Classification of Plagiarism Depending on the Type of Activity and Scope
Depending on the type of activity and scope, plagiarism can be divided into four types, where each has its purpose:
- Professional – involves the assignment of intellectual, creative, professional achievements of others for professional purposes;
- Educational and scientific – the appropriation of someone else’s intellectual property only in the process of obtaining a scientific degree, educational qualification, or recognition in these areas;
- Social plagiarism – occurs in domestic relations. It is the same as ‘professional’ but does not apply to professional activities;
- Normative – appropriation of legislative, legal, methodical, scientific, practical developments. Its difference is that it is common without belonging to something or anyone.
Other Varieties of Plagiarism
There are many other types of intentional plagiarism, but along with intentional plagiarism, there is unintentional plagiarism and veiled plagiarism, which are not formally plagiarized and do not cause legal liability. It is sometimes impossible to separate intentional plagiarism from veiled and unintentional plagiarism.
Veiled plagiarism is most often used in popular science and scientific literature. It is expressed in the fact that what is already known or even well-known is stated intentionally or unintentionally without proper references and is presented as the original authorship, which is often emphasized by the prohibition to use any part of this book without the written permission of the author.
Unintentional plagiarism (imitation, borrowing, accidental similarity, coincidence of ideas or discoveries expressed or made by different authors independently of each other, etc.) is to some extent inherent in any, even completely new, work, regardless of its type and topic.

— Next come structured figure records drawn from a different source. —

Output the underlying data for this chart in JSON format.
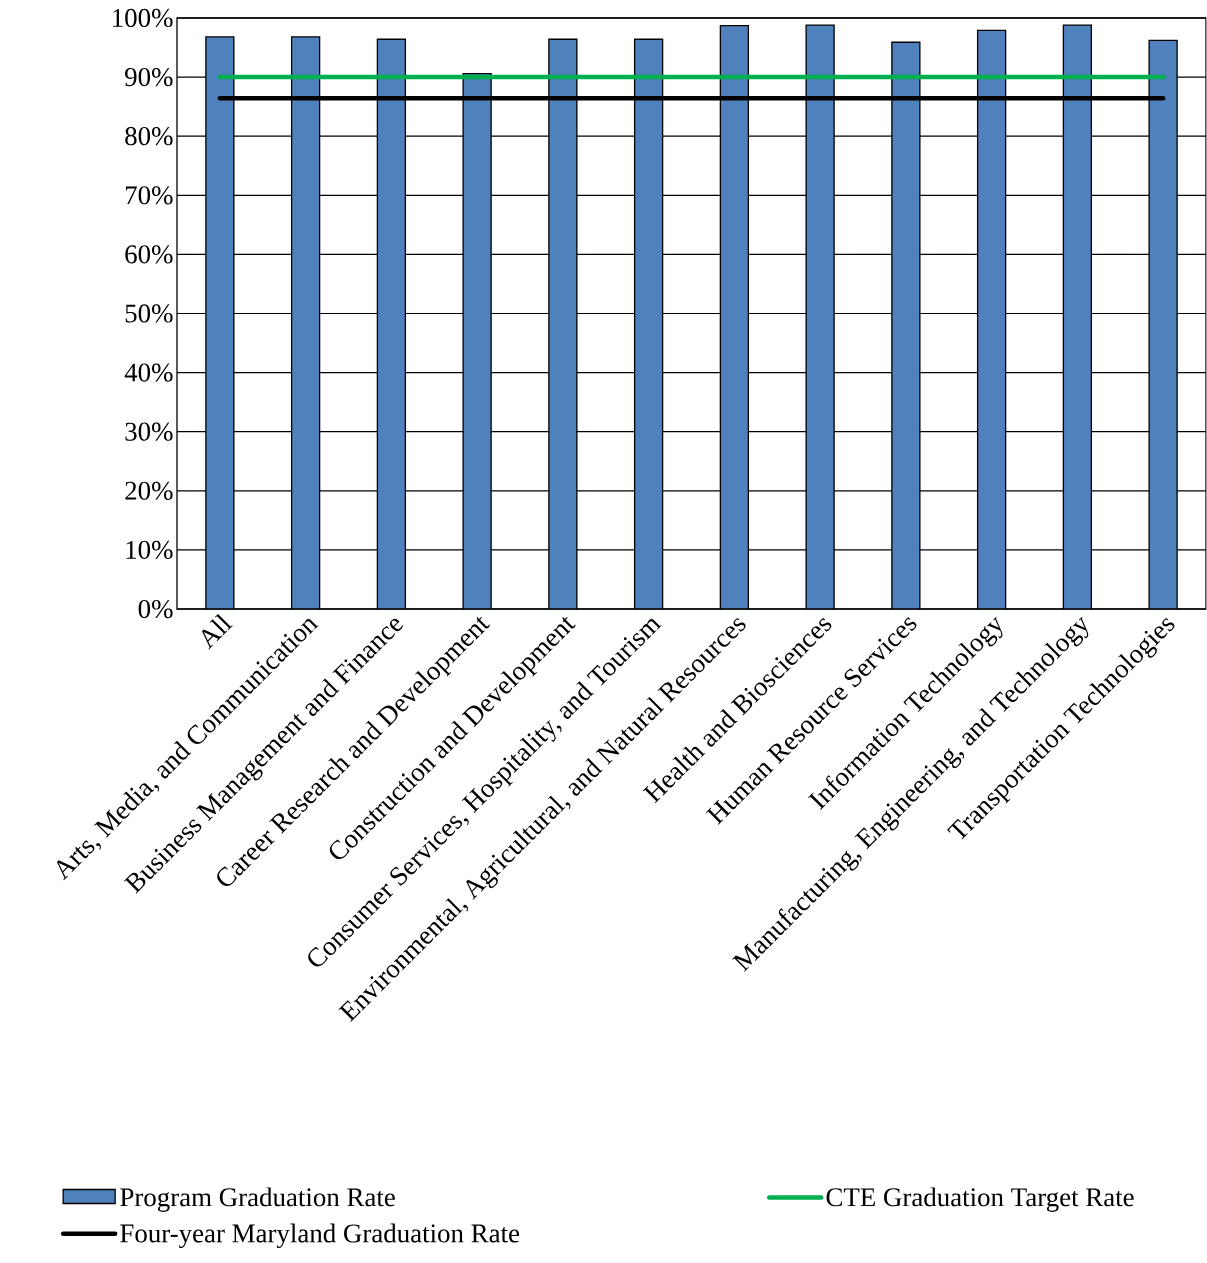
{
  "chart_data": {
    "type": "bar",
    "categories": [
      "All",
      "Arts, Media, and Communication",
      "Business Management and Finance",
      "Career Research and Development",
      "Construction and Development",
      "Consumer Services, Hospitality, and Tourism",
      "Environmental, Agricultural, and Natural Resources",
      "Health and Biosciences",
      "Human Resource Services",
      "Information Technology",
      "Manufacturing, Engineering, and Technology",
      "Transportation Technologies"
    ],
    "series": [
      {
        "name": "Program Graduation Rate",
        "color": "#4f81bd",
        "values": [
          96.8,
          96.8,
          96.4,
          90.6,
          96.4,
          96.4,
          98.7,
          98.8,
          95.9,
          97.9,
          98.8,
          96.2
        ]
      },
      {
        "name": "CTE Graduation Target Rate",
        "type": "line",
        "color": "#00b050",
        "values": [
          90,
          90,
          90,
          90,
          90,
          90,
          90,
          90,
          90,
          90,
          90,
          90
        ]
      },
      {
        "name": "Four-year Maryland Graduation Rate",
        "type": "line",
        "color": "#000000",
        "values": [
          86.4,
          86.4,
          86.4,
          86.4,
          86.4,
          86.4,
          86.4,
          86.4,
          86.4,
          86.4,
          86.4,
          86.4
        ]
      }
    ],
    "ylim": [
      0,
      100
    ],
    "yticks": [
      {
        "value": 0,
        "label": "0%"
      },
      {
        "value": 10,
        "label": "10%"
      },
      {
        "value": 20,
        "label": "20%"
      },
      {
        "value": 30,
        "label": "30%"
      },
      {
        "value": 40,
        "label": "40%"
      },
      {
        "value": 50,
        "label": "50%"
      },
      {
        "value": 60,
        "label": "60%"
      },
      {
        "value": 70,
        "label": "70%"
      },
      {
        "value": 80,
        "label": "80%"
      },
      {
        "value": 90,
        "label": "90%"
      },
      {
        "value": 100,
        "label": "100%"
      }
    ],
    "grid": "y",
    "legend": "bottom",
    "marker": "none"
  }
}
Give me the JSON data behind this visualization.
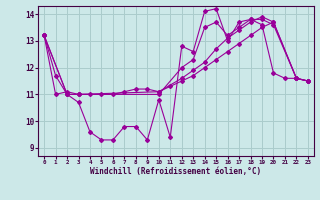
{
  "bg_color": "#cce8e8",
  "grid_color": "#aacccc",
  "line_color": "#990099",
  "spine_color": "#440044",
  "xlabel": "Windchill (Refroidissement éolien,°C)",
  "xlim": [
    -0.5,
    23.5
  ],
  "ylim": [
    8.7,
    14.3
  ],
  "yticks": [
    9,
    10,
    11,
    12,
    13,
    14
  ],
  "xticks": [
    0,
    1,
    2,
    3,
    4,
    5,
    6,
    7,
    8,
    9,
    10,
    11,
    12,
    13,
    14,
    15,
    16,
    17,
    18,
    19,
    20,
    21,
    22,
    23
  ],
  "curve1_x": [
    0,
    1,
    2,
    3,
    4,
    5,
    6,
    7,
    8,
    9,
    10,
    11,
    12,
    13,
    14,
    15,
    16,
    17,
    18,
    19,
    20,
    21,
    22,
    23
  ],
  "curve1_y": [
    13.2,
    11.7,
    11.0,
    10.7,
    9.6,
    9.3,
    9.3,
    9.8,
    9.8,
    9.3,
    10.8,
    9.4,
    12.8,
    12.6,
    14.1,
    14.2,
    13.0,
    13.7,
    13.8,
    13.6,
    11.8,
    11.6,
    11.6,
    11.5
  ],
  "curve2_x": [
    0,
    1,
    2,
    3,
    4,
    5,
    6,
    7,
    8,
    9,
    10,
    11,
    12,
    13,
    14,
    15,
    16,
    17,
    18,
    19,
    20,
    22,
    23
  ],
  "curve2_y": [
    13.2,
    11.0,
    11.1,
    11.0,
    11.0,
    11.0,
    11.0,
    11.1,
    11.2,
    11.2,
    11.1,
    11.3,
    11.5,
    11.7,
    12.0,
    12.3,
    12.6,
    12.9,
    13.2,
    13.5,
    13.7,
    11.6,
    11.5
  ],
  "curve3_x": [
    0,
    2,
    3,
    10,
    12,
    13,
    14,
    15,
    16,
    17,
    18,
    19,
    20,
    22,
    23
  ],
  "curve3_y": [
    13.2,
    11.0,
    11.0,
    11.0,
    12.0,
    12.3,
    13.5,
    13.7,
    13.2,
    13.5,
    13.8,
    13.8,
    13.6,
    11.6,
    11.5
  ],
  "curve4_x": [
    0,
    2,
    3,
    10,
    12,
    13,
    14,
    15,
    16,
    17,
    18,
    19,
    20,
    22,
    23
  ],
  "curve4_y": [
    13.2,
    11.0,
    11.0,
    11.1,
    11.6,
    11.9,
    12.2,
    12.7,
    13.1,
    13.4,
    13.7,
    13.9,
    13.7,
    11.6,
    11.5
  ]
}
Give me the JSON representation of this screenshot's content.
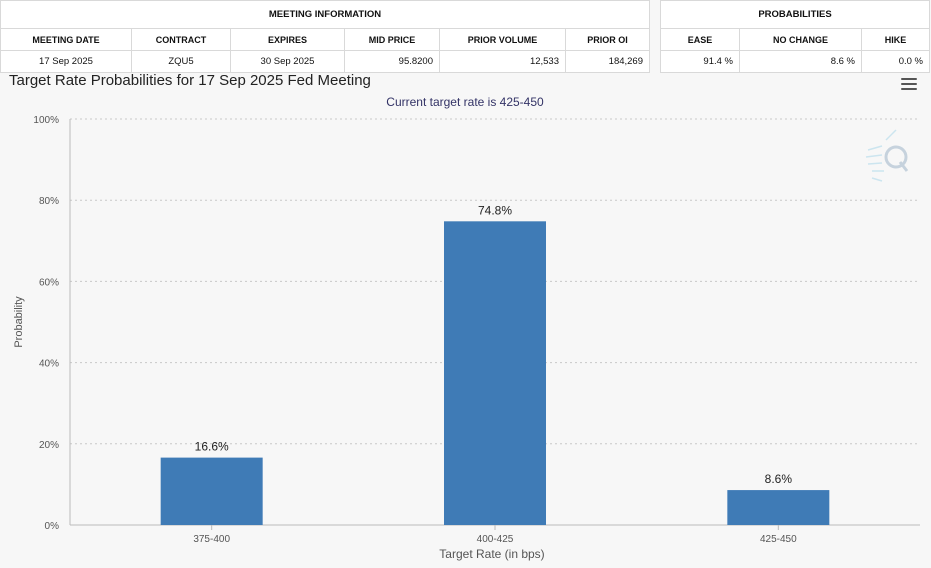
{
  "meeting_info": {
    "group_title": "MEETING INFORMATION",
    "headers": [
      "MEETING DATE",
      "CONTRACT",
      "EXPIRES",
      "MID PRICE",
      "PRIOR VOLUME",
      "PRIOR OI"
    ],
    "row": [
      "17 Sep 2025",
      "ZQU5",
      "30 Sep 2025",
      "95.8200",
      "12,533",
      "184,269"
    ]
  },
  "probabilities": {
    "group_title": "PROBABILITIES",
    "headers": [
      "EASE",
      "NO CHANGE",
      "HIKE"
    ],
    "row": [
      "91.4 %",
      "8.6 %",
      "0.0 %"
    ]
  },
  "chart": {
    "title": "Target Rate Probabilities for 17 Sep 2025 Fed Meeting",
    "subtitle": "Current target rate is 425-450",
    "menu_icon": "hamburger-menu-icon",
    "watermark_icon": "q-logo-icon"
  },
  "chart_data": {
    "type": "bar",
    "categories": [
      "375-400",
      "400-425",
      "425-450"
    ],
    "values": [
      16.6,
      74.8,
      8.6
    ],
    "data_labels": [
      "16.6%",
      "74.8%",
      "8.6%"
    ],
    "xlabel": "Target Rate (in bps)",
    "ylabel": "Probability",
    "ylim": [
      0,
      100
    ],
    "yticks": [
      "0%",
      "20%",
      "40%",
      "60%",
      "80%",
      "100%"
    ],
    "grid": "horizontal dotted",
    "bar_color": "#3f7bb6"
  }
}
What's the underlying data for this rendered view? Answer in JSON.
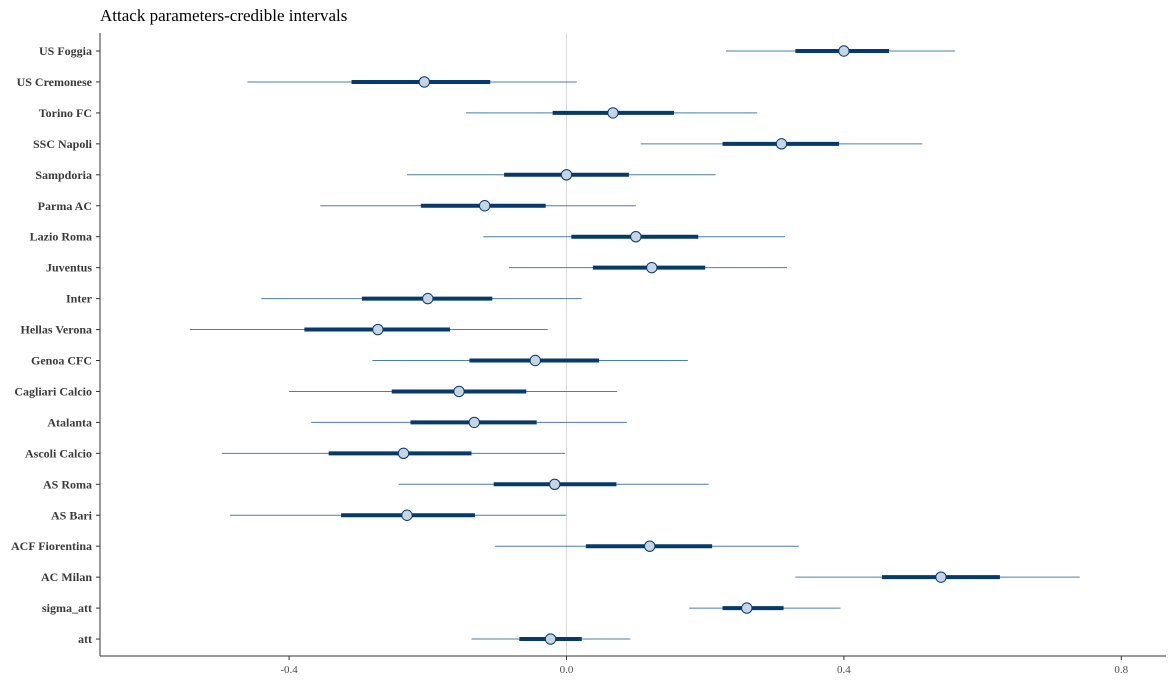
{
  "chart_data": {
    "type": "interval",
    "title": "Attack parameters-credible intervals",
    "xlabel": "",
    "ylabel": "",
    "xlim": [
      -0.66,
      0.87
    ],
    "xticks": [
      -0.4,
      0.0,
      0.4,
      0.8
    ],
    "xtick_labels": [
      "-0.4",
      "0.0",
      "0.4",
      "0.8"
    ],
    "reference_line": 0.0,
    "grid": false,
    "colors": {
      "outer_line": "#4a7fa8",
      "inner_line": "#053a6b",
      "point_fill": "#c7d4e3",
      "point_stroke": "#053a6b",
      "reference": "#d9d9d9",
      "axis": "#333333"
    },
    "parameters": [
      {
        "label": "US Foggia",
        "ll": 0.23,
        "l": 0.33,
        "m": 0.4,
        "h": 0.465,
        "hh": 0.56
      },
      {
        "label": "US Cremonese",
        "ll": -0.46,
        "l": -0.31,
        "m": -0.205,
        "h": -0.11,
        "hh": 0.015
      },
      {
        "label": "Torino FC",
        "ll": -0.145,
        "l": -0.02,
        "m": 0.067,
        "h": 0.155,
        "hh": 0.275
      },
      {
        "label": "SSC Napoli",
        "ll": 0.107,
        "l": 0.225,
        "m": 0.31,
        "h": 0.393,
        "hh": 0.513
      },
      {
        "label": "Sampdoria",
        "ll": -0.23,
        "l": -0.09,
        "m": 0.0,
        "h": 0.09,
        "hh": 0.215
      },
      {
        "label": "Parma AC",
        "ll": -0.355,
        "l": -0.21,
        "m": -0.118,
        "h": -0.03,
        "hh": 0.1
      },
      {
        "label": "Lazio Roma",
        "ll": -0.12,
        "l": 0.007,
        "m": 0.1,
        "h": 0.19,
        "hh": 0.315
      },
      {
        "label": "Juventus",
        "ll": -0.083,
        "l": 0.038,
        "m": 0.123,
        "h": 0.2,
        "hh": 0.318
      },
      {
        "label": "Inter",
        "ll": -0.44,
        "l": -0.295,
        "m": -0.2,
        "h": -0.107,
        "hh": 0.022
      },
      {
        "label": "Hellas Verona",
        "ll": -0.543,
        "l": -0.378,
        "m": -0.272,
        "h": -0.168,
        "hh": -0.027
      },
      {
        "label": "Genoa CFC",
        "ll": -0.28,
        "l": -0.14,
        "m": -0.045,
        "h": 0.047,
        "hh": 0.175
      },
      {
        "label": "Cagliari Calcio",
        "ll": -0.4,
        "l": -0.252,
        "m": -0.155,
        "h": -0.058,
        "hh": 0.073
      },
      {
        "label": "Atalanta",
        "ll": -0.368,
        "l": -0.225,
        "m": -0.133,
        "h": -0.043,
        "hh": 0.087
      },
      {
        "label": "Ascoli Calcio",
        "ll": -0.497,
        "l": -0.343,
        "m": -0.235,
        "h": -0.137,
        "hh": -0.002
      },
      {
        "label": "AS Roma",
        "ll": -0.242,
        "l": -0.105,
        "m": -0.017,
        "h": 0.072,
        "hh": 0.205
      },
      {
        "label": "AS Bari",
        "ll": -0.485,
        "l": -0.325,
        "m": -0.23,
        "h": -0.132,
        "hh": -0.001
      },
      {
        "label": "ACF Fiorentina",
        "ll": -0.103,
        "l": 0.028,
        "m": 0.12,
        "h": 0.21,
        "hh": 0.335
      },
      {
        "label": "AC Milan",
        "ll": 0.33,
        "l": 0.455,
        "m": 0.54,
        "h": 0.625,
        "hh": 0.74
      },
      {
        "label": "sigma_att",
        "ll": 0.177,
        "l": 0.225,
        "m": 0.26,
        "h": 0.313,
        "hh": 0.395
      },
      {
        "label": "att",
        "ll": -0.137,
        "l": -0.068,
        "m": -0.023,
        "h": 0.022,
        "hh": 0.092
      }
    ]
  }
}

In general, everything new, created by one or another author, one way or another, is based on the knowledge and experience of many predecessors, who, although not formally co-authors, but in fact they are.
Unintentional plagiarism can be subconscious, accidental (involuntary), and replicated:
- Subconscious plagiarism is manifested in the fact that a person, having received a lot of information and came, thanks to this, to certain decisions and conclusions, can use the works of other authors, which most closely coincides with his/her personal vision of the problem. At the same time, he/she may not remember or understand that he/she is actually claiming authorship of something and may sincerely believe that he/she came to these decisions and conclusions independently;
- Accidental plagiarism (involuntary), which is quite common in the scientific literature, consists in the fact that different people can come to the same conclusions, decisions, and even inventions on their own, and completely independently of each other, and they can even present them in almost the same way;
- Reproduced plagiarism has become widespread, especially in the scientific literature. It arose because it is accepted and more convenient to refer to the most popular source and published in the largest circulation.
If you carefully read the article’s material, you realized that there are a lot of types of plagiarism today. The main types are intentional, unintentional, and veiled. Try to avoid it in your papers and create quality, unique works without breaking the rules of academic integrity!